Теперь он обладал всем. Все наслаждения жизни лежали у его ног, но они удивительно потеряли для него свою цену.
Впрочем, такое угнетенное состояние продолжалось недолго: ясный и энергичный ум молодого ученого мужественно стряхнул его. Путь был намечен – следовало идти по нему, так как он хотел быть господином положения и зрячим. Только пройдя «посвящение», появится он на арене жизни; но не как Нарайяна, чтобы наслаждаться пошлыми материальными удовольствиями, а для того чтобы помогать завоеванным знанием своим несчастным братьям. Золото свое он будет раздавать не каким-нибудь Пьереттам, которые и без того всегда найдут щедрых обожателей, а обездоленным, которыми никто не интересуется и которых богатый обходит мимо, боясь запачкать свои руки.

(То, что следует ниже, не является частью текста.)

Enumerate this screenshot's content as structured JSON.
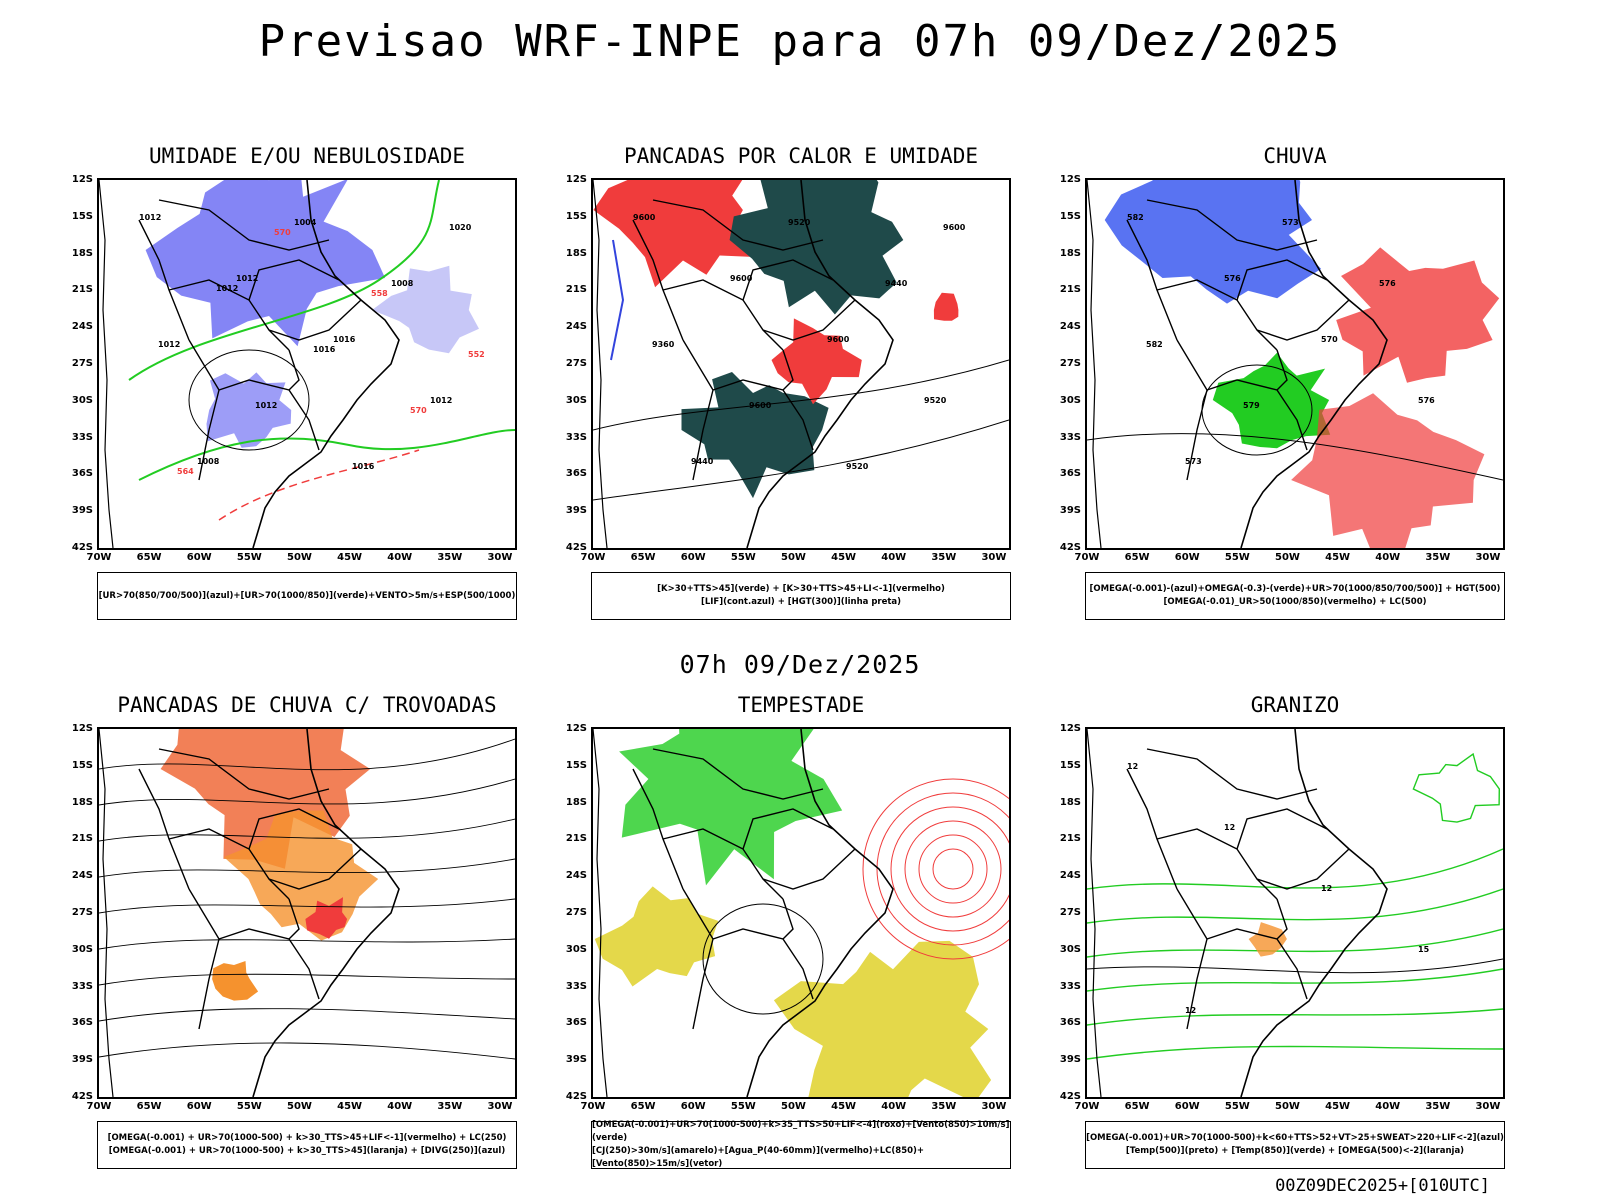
{
  "header": {
    "title": "Previsao WRF-INPE  para 07h 09/Dez/2025"
  },
  "middle": {
    "timestamp": "07h 09/Dez/2025"
  },
  "footer": {
    "run_label": "00Z09DEC2025+[010UTC]"
  },
  "axes": {
    "lat_labels": [
      "12S",
      "15S",
      "18S",
      "21S",
      "24S",
      "27S",
      "30S",
      "33S",
      "36S",
      "39S",
      "42S"
    ],
    "lon_labels": [
      "70W",
      "65W",
      "60W",
      "55W",
      "50W",
      "45W",
      "40W",
      "35W",
      "30W"
    ]
  },
  "colors": {
    "blue": "#5b5cf2",
    "green": "#22cc22",
    "red": "#f03c3c",
    "teal": "#1f4a4a",
    "orange": "#f5922e",
    "yellow": "#e4d84a"
  },
  "panels": [
    {
      "id": "umidade",
      "title": "UMIDADE E/OU NEBULOSIDADE",
      "legend": [
        "[UR>70(850/700/500)](azul)+[UR>70(1000/850)](verde)+VENTO>5m/s+ESP(500/1000)"
      ],
      "labels": [
        "1012",
        "1012",
        "1016",
        "1012",
        "1008",
        "1004",
        "1008",
        "1012",
        "1012",
        "1016",
        "1020",
        "1012",
        "1016",
        "570",
        "564",
        "570",
        "558",
        "552"
      ]
    },
    {
      "id": "pancadas-calor",
      "title": "PANCADAS POR CALOR E UMIDADE",
      "legend": [
        "[K>30+TTS>45](verde) + [K>30+TTS>45+LI<-1](vermelho)",
        "[LIF](cont.azul) + [HGT(300)](linha preta)"
      ],
      "labels": [
        "9600",
        "9600",
        "9600",
        "9520",
        "9440",
        "9520",
        "9440",
        "9360",
        "9600",
        "9520",
        "9600"
      ]
    },
    {
      "id": "chuva",
      "title": "CHUVA",
      "legend": [
        "[OMEGA(-0.001)-(azul)+OMEGA(-0.3)-(verde)+UR>70(1000/850/700/500)] + HGT(500)",
        "[OMEGA(-0.01)_UR>50(1000/850)(vermelho) + LC(500)"
      ],
      "labels": [
        "582",
        "576",
        "570",
        "576",
        "573",
        "573",
        "576",
        "582",
        "579"
      ]
    },
    {
      "id": "pancadas-trovoadas",
      "title": "PANCADAS DE CHUVA C/ TROVOADAS",
      "legend": [
        "[OMEGA(-0.001) + UR>70(1000-500) + k>30_TTS>45+LIF<-1](vermelho) + LC(250)",
        "[OMEGA(-0.001) + UR>70(1000-500) + k>30_TTS>45](laranja) + [DIVG(250)](azul)"
      ],
      "labels": []
    },
    {
      "id": "tempestade",
      "title": "TEMPESTADE",
      "legend": [
        "[OMEGA(-0.001)+UR>70(1000-500)+k>35_TTS>50+LIF<-4](roxo)+[Vento(850)>10m/s](verde)",
        "[CJ(250)>30m/s](amarelo)+[Agua_P(40-60mm)](vermelho)+LC(850)+[Vento(850)>15m/s](vetor)"
      ],
      "labels": []
    },
    {
      "id": "granizo",
      "title": "GRANIZO",
      "legend": [
        "[OMEGA(-0.001)+UR>70(1000-500)+k<60+TTS>52+VT>25+SWEAT>220+LIF<-2](azul)",
        "[Temp(500)](preto) + [Temp(850)](verde) + [OMEGA(500)<-2](laranja)"
      ],
      "labels": [
        "12",
        "12",
        "12",
        "15",
        "12"
      ]
    }
  ]
}
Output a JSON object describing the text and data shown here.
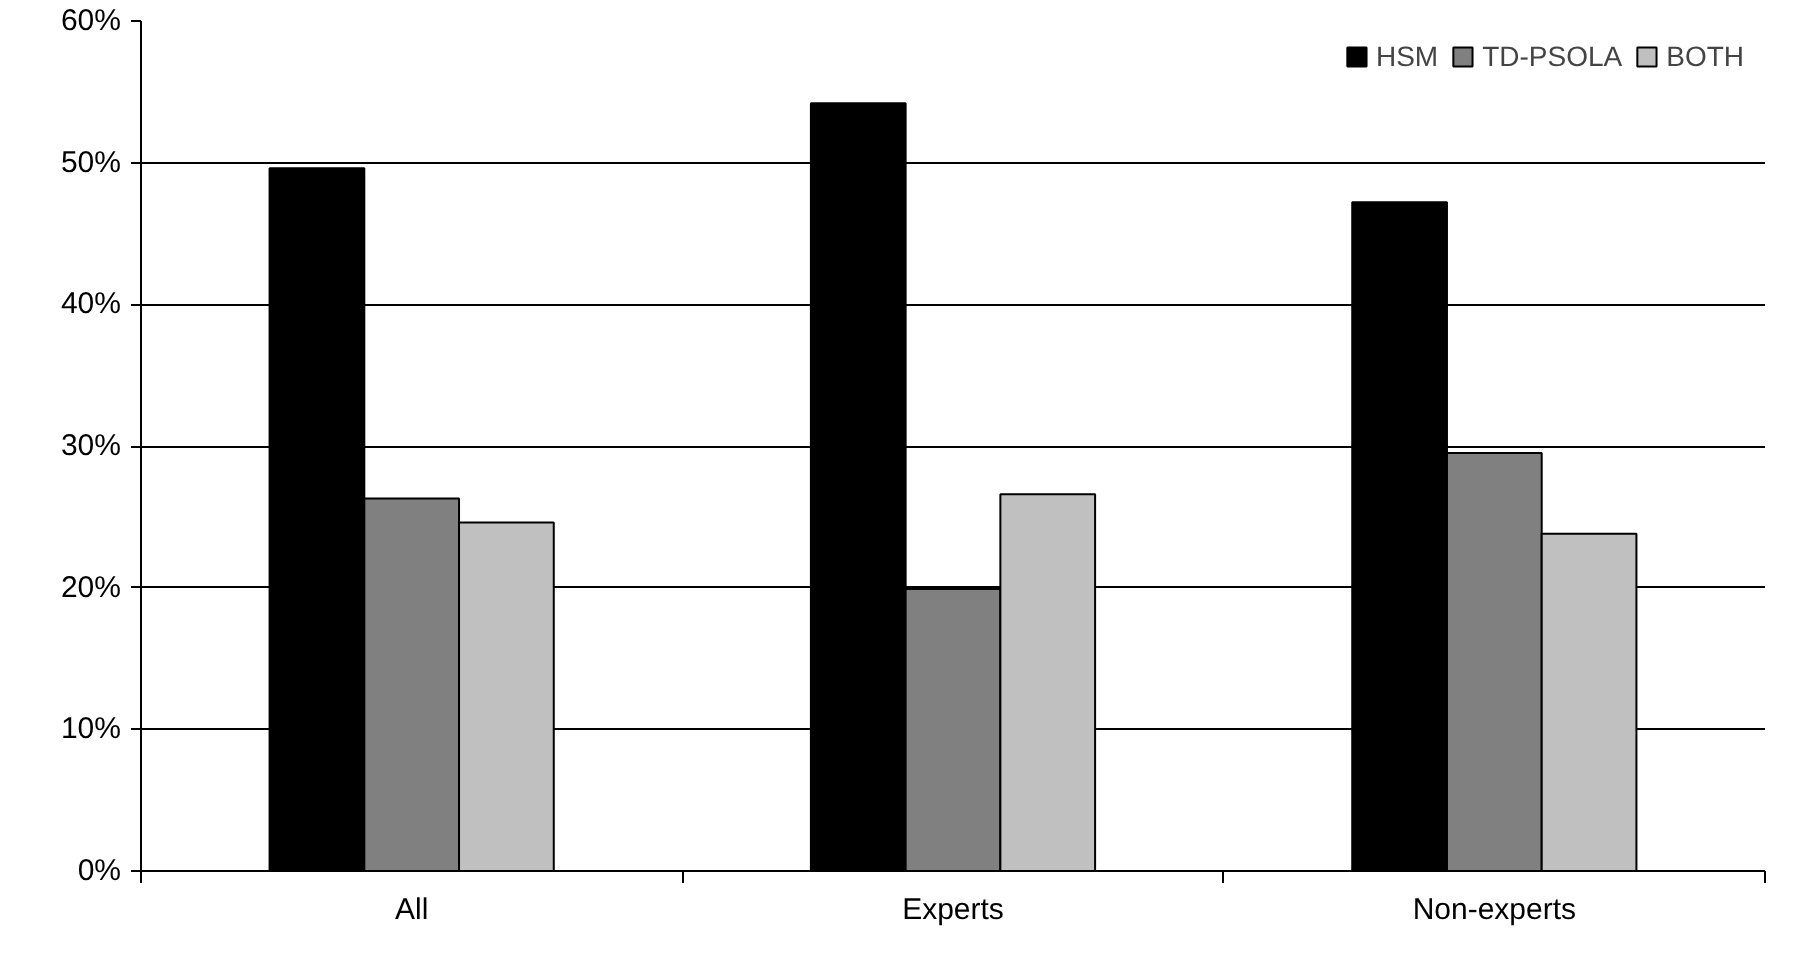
{
  "chart_data": {
    "type": "bar",
    "categories": [
      "All",
      "Experts",
      "Non-experts"
    ],
    "series": [
      {
        "name": "HSM",
        "color": "#000000",
        "values": [
          49.6,
          54.2,
          47.2
        ]
      },
      {
        "name": "TD-PSOLA",
        "color": "#808080",
        "values": [
          26.3,
          19.9,
          29.5
        ]
      },
      {
        "name": "BOTH",
        "color": "#c0c0c0",
        "values": [
          24.6,
          26.6,
          23.8
        ]
      }
    ],
    "ylim": [
      0,
      60
    ],
    "yticks": [
      {
        "value": 0,
        "label": "0%"
      },
      {
        "value": 10,
        "label": "10%"
      },
      {
        "value": 20,
        "label": "20%"
      },
      {
        "value": 30,
        "label": "30%"
      },
      {
        "value": 40,
        "label": "40%"
      },
      {
        "value": 50,
        "label": "50%"
      },
      {
        "value": 60,
        "label": "60%"
      }
    ],
    "grid": "y",
    "legend": "top right"
  }
}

Целой вереницей восстали в его памяти тягостные картины нищеты, на которые он наталкивался во время своей врачебной карьеры: чердаки и подвалы, где в холоде и голоде прозябали целые семейства и маленькие дети, невинные глазки которых точно спрашивали, почему жестокая судьба заставила их родиться только для страдания?
Страстное желание знать, лечить и помогать наполнило сердце Супрамати. Чистый огонь милосердия пылал в нем, и он уже больше не боялся трудиться, хотя бы целую планетную жизнь, на громадном поле битвы горя людского.
На следующий день к завтраку приехал виконт, и как всегда, привез с собой самую интересную, с его точки зрения, программу дня. На этот раз дело шло о знакомстве с очаровательной испанкой – Розитой.
– Это чисто жемчужина! Это настоящая колибри! Предупреждаю вас, принц, что вы будете без ума от нее, – прибавил Лормейль, с увлечением целуя кончики своих пальцев.
Но в душе Супрамати звучал еще восторг минувшей ночи, и он с едва скрываемым презрением смотрел на этого эгоистичного развратника, сбросившего с себя долг супруга и отца, чтобы вести позорную и праздную жизнь за кулисами и в будуарах кокоток.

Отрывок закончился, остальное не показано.